Some of Polito’s greatest efforts during her time as Lt. Gov. are those she is putting forth to battle the opiate outbreak in Massachusetts. Polito and Baker designed a taskforce to fight this epidemic composed of doctors, health professionals, law enforcement officers and state officials. The taskforce has made tremendous strides in the fight against opioid abuse in the state.
“Many people get hooked on prescription pain medications that are all approved by the FDA but these medications are highly addictive. Once they become too expensive, heroin becomes a cheap alternative and the epidemic is affecting the entire country,” said Polito. She also stressed the fact that addiction is a disease and should be treated as such.

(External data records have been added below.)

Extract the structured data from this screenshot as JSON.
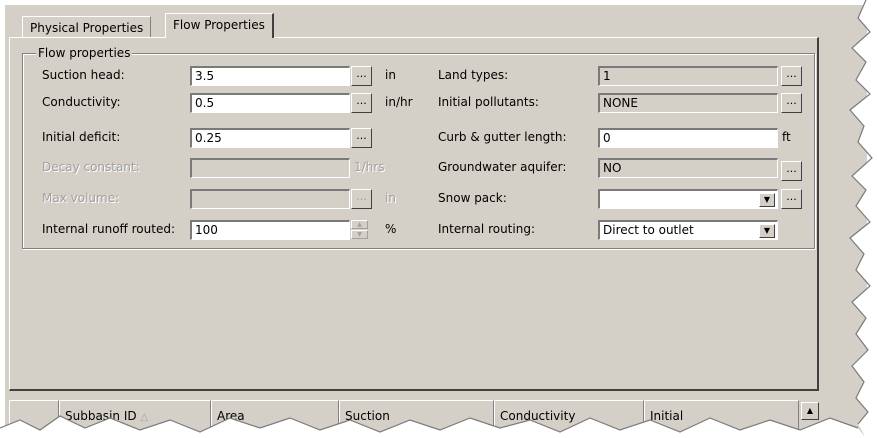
{
  "tabs": [
    {
      "label": "Physical Properties",
      "active": false
    },
    {
      "label": "Flow Properties",
      "active": true
    }
  ],
  "group": {
    "legend": "Flow properties"
  },
  "left_fields": [
    {
      "label": "Suction head:",
      "value": "3.5",
      "button": "...",
      "unit": "in",
      "state": "enabled"
    },
    {
      "label": "Conductivity:",
      "value": "0.5",
      "button": "...",
      "unit": "in/hr",
      "state": "enabled"
    },
    {
      "label": "Initial deficit:",
      "value": "0.25",
      "button": "...",
      "unit": "",
      "state": "enabled"
    },
    {
      "label": "Decay constant:",
      "value": "",
      "button": "",
      "unit": "1/hrs",
      "state": "disabled"
    },
    {
      "label": "Max volume:",
      "value": "",
      "button": "...",
      "unit": "in",
      "state": "disabled"
    },
    {
      "label": "Internal runoff routed:",
      "value": "100",
      "button": "",
      "unit": "%",
      "state": "spinner"
    }
  ],
  "right_fields": [
    {
      "label": "Land types:",
      "value": "1",
      "button": "...",
      "unit": "",
      "type": "readonly"
    },
    {
      "label": "Initial pollutants:",
      "value": "NONE",
      "button": "...",
      "unit": "",
      "type": "readonly"
    },
    {
      "label": "Curb & gutter length:",
      "value": "0",
      "button": "",
      "unit": "ft",
      "type": "text"
    },
    {
      "label": "Groundwater aquifer:",
      "value": "NO",
      "button": "...",
      "unit": "",
      "type": "readonly"
    },
    {
      "label": "Snow pack:",
      "value": "",
      "button": "...",
      "unit": "",
      "type": "select"
    },
    {
      "label": "Internal routing:",
      "value": "Direct to outlet",
      "button": "",
      "unit": "",
      "type": "select"
    }
  ],
  "grid": {
    "columns": [
      "",
      "Subbasin ID",
      "Area",
      "Suction",
      "Conductivity",
      "Initial"
    ],
    "sort_indicator": "△"
  },
  "icons": {
    "dropdown": "chevron-down-icon",
    "scroll_up": "scroll-up-arrow-icon",
    "spinner": "spinner-arrows-icon"
  }
}
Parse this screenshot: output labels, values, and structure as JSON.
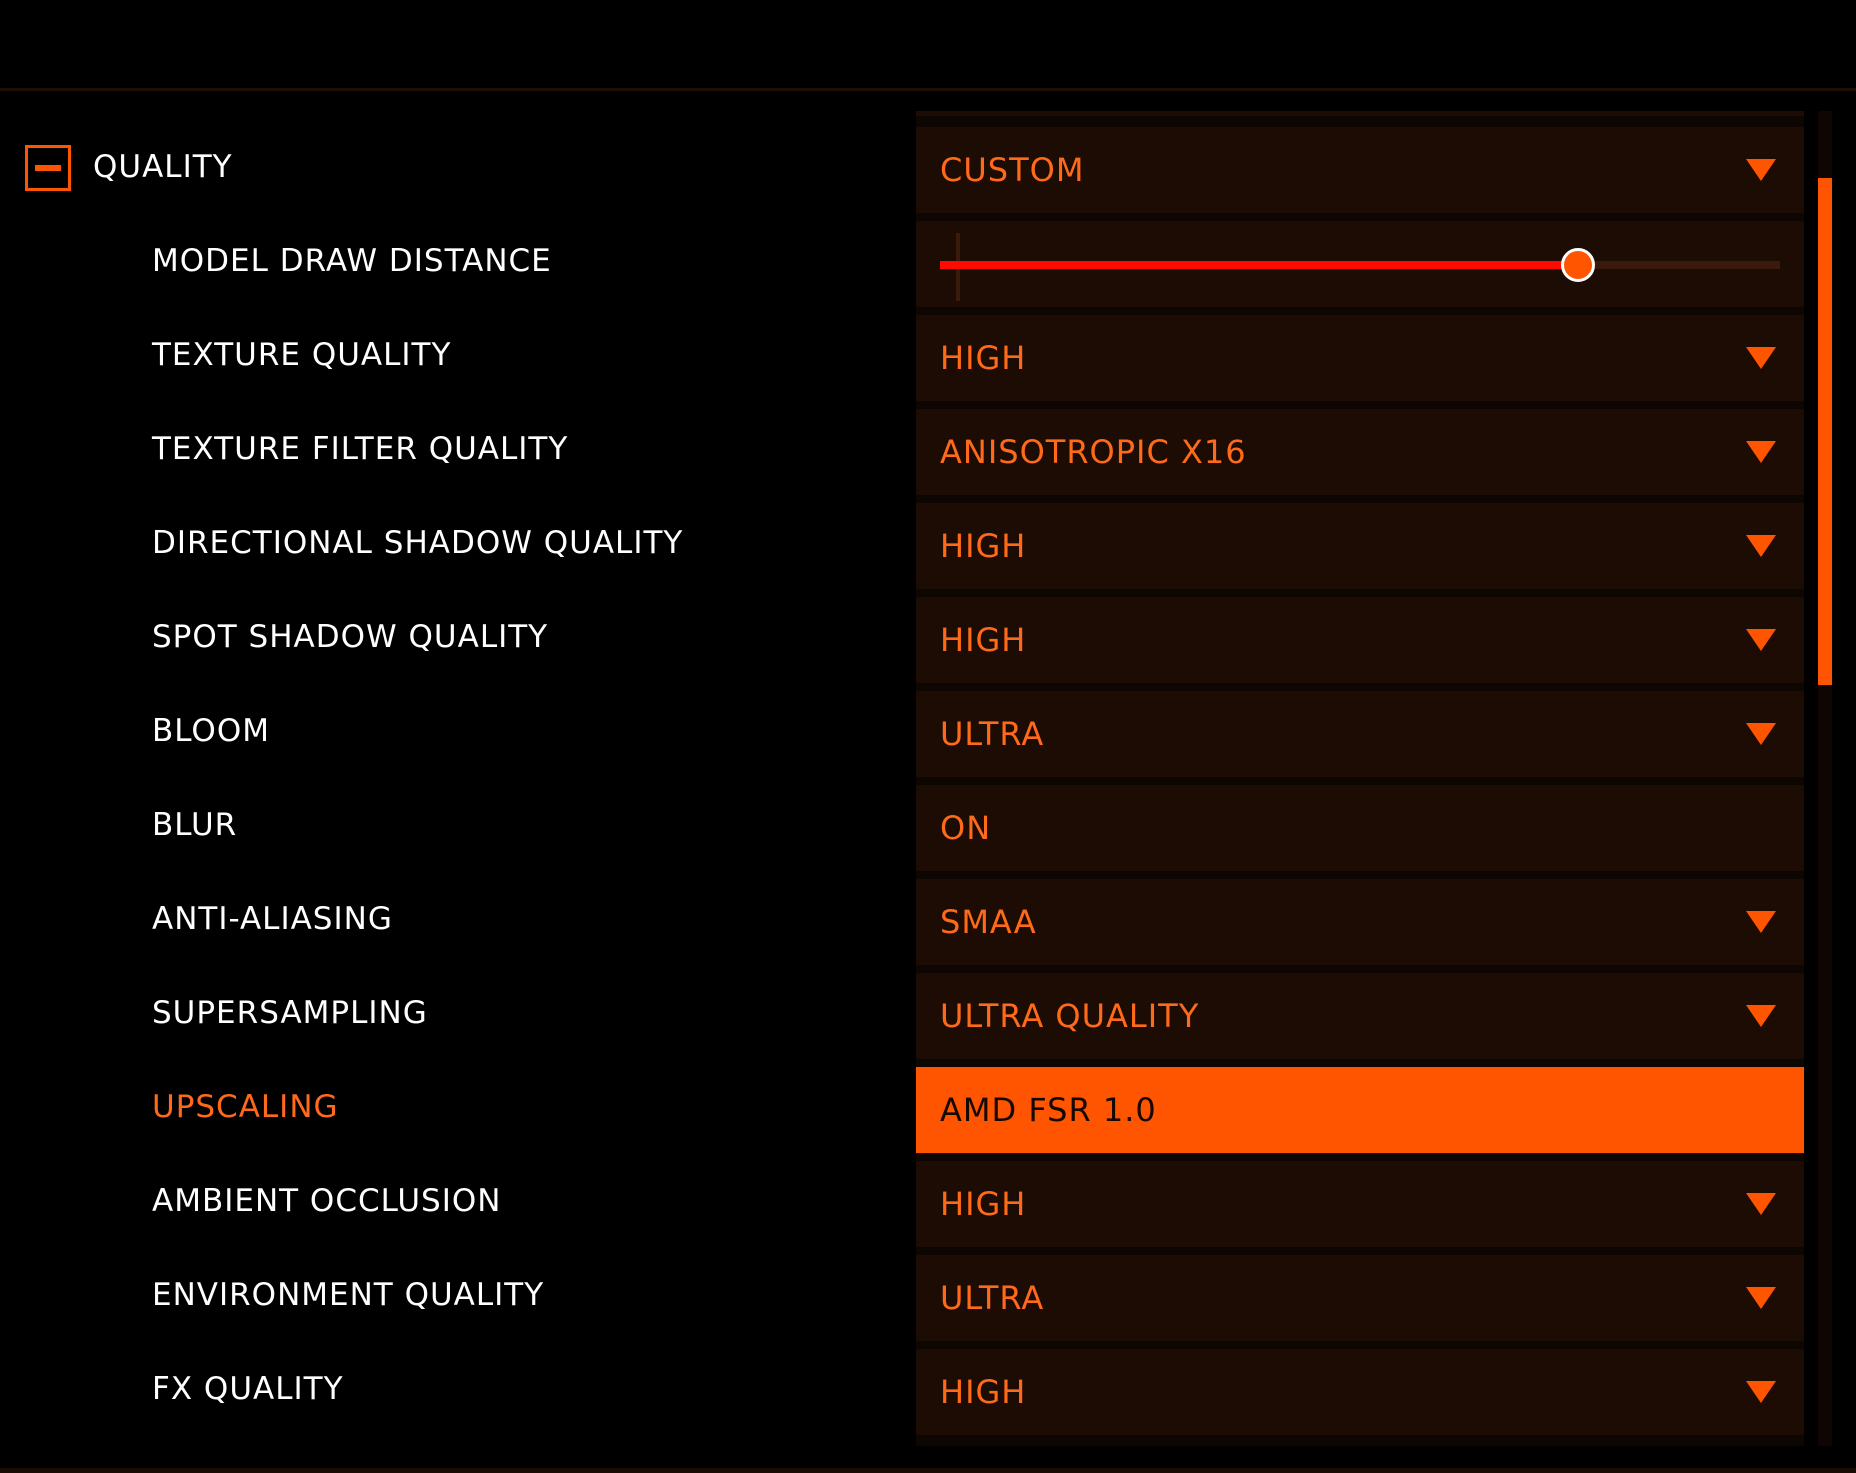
{
  "section": {
    "title": "QUALITY",
    "preset": "CUSTOM",
    "collapse_icon": "minus-square-icon"
  },
  "slider": {
    "label": "MODEL DRAW DISTANCE",
    "value_fraction": 0.76
  },
  "settings": [
    {
      "label": "TEXTURE QUALITY",
      "value": "HIGH",
      "dropdown": true
    },
    {
      "label": "TEXTURE FILTER QUALITY",
      "value": "ANISOTROPIC X16",
      "dropdown": true
    },
    {
      "label": "DIRECTIONAL SHADOW QUALITY",
      "value": "HIGH",
      "dropdown": true
    },
    {
      "label": "SPOT SHADOW QUALITY",
      "value": "HIGH",
      "dropdown": true
    },
    {
      "label": "BLOOM",
      "value": "ULTRA",
      "dropdown": true
    },
    {
      "label": "BLUR",
      "value": "ON",
      "dropdown": false
    },
    {
      "label": "ANTI-ALIASING",
      "value": "SMAA",
      "dropdown": true
    },
    {
      "label": "SUPERSAMPLING",
      "value": "ULTRA QUALITY",
      "dropdown": true
    },
    {
      "label": "UPSCALING",
      "value": "AMD FSR 1.0",
      "dropdown": false,
      "selected": true
    },
    {
      "label": "AMBIENT OCCLUSION",
      "value": "HIGH",
      "dropdown": true
    },
    {
      "label": "ENVIRONMENT QUALITY",
      "value": "ULTRA",
      "dropdown": true
    },
    {
      "label": "FX QUALITY",
      "value": "HIGH",
      "dropdown": true
    }
  ],
  "colors": {
    "accent": "#ff5500",
    "text_accent": "#ff6a1a",
    "control_bg": "#1c0c03",
    "slider_fill": "#ff0a00",
    "label": "#ffffff"
  },
  "scrollbar": {
    "position_fraction": 0.05,
    "visible_fraction": 0.38
  }
}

When looking at how the problem should be addressed, Polito said her administration’s approach was “not a Republican response and not a Democrat response but a thoughtful response.”
With a mindset to help the people on a more personal level, Polito also focuses much attention on investing in grassroots. She says that in order to build the community, the gap between education and jobs needs to be closed. To furthermore express this need, Polito said “there are so many people who are smart and solving problems here and General Electric wants to be right next to it.”
Polito has put significant efforts toward dealing with the Massachusetts legislature. She says she is always trying to find common ground with the legislature and the trick to getting along is to educate the body, get them to buy into the plan, find what it is that they and the administration agree on and to build off of that.
When asked about the election, Polito said, “[I am] disappointed with the Republican nominee. Donald Trump does not have the temperament to be president.”
Baker and Polito, who are both Republicans, chose early on not to support their party’s Presidential nominee.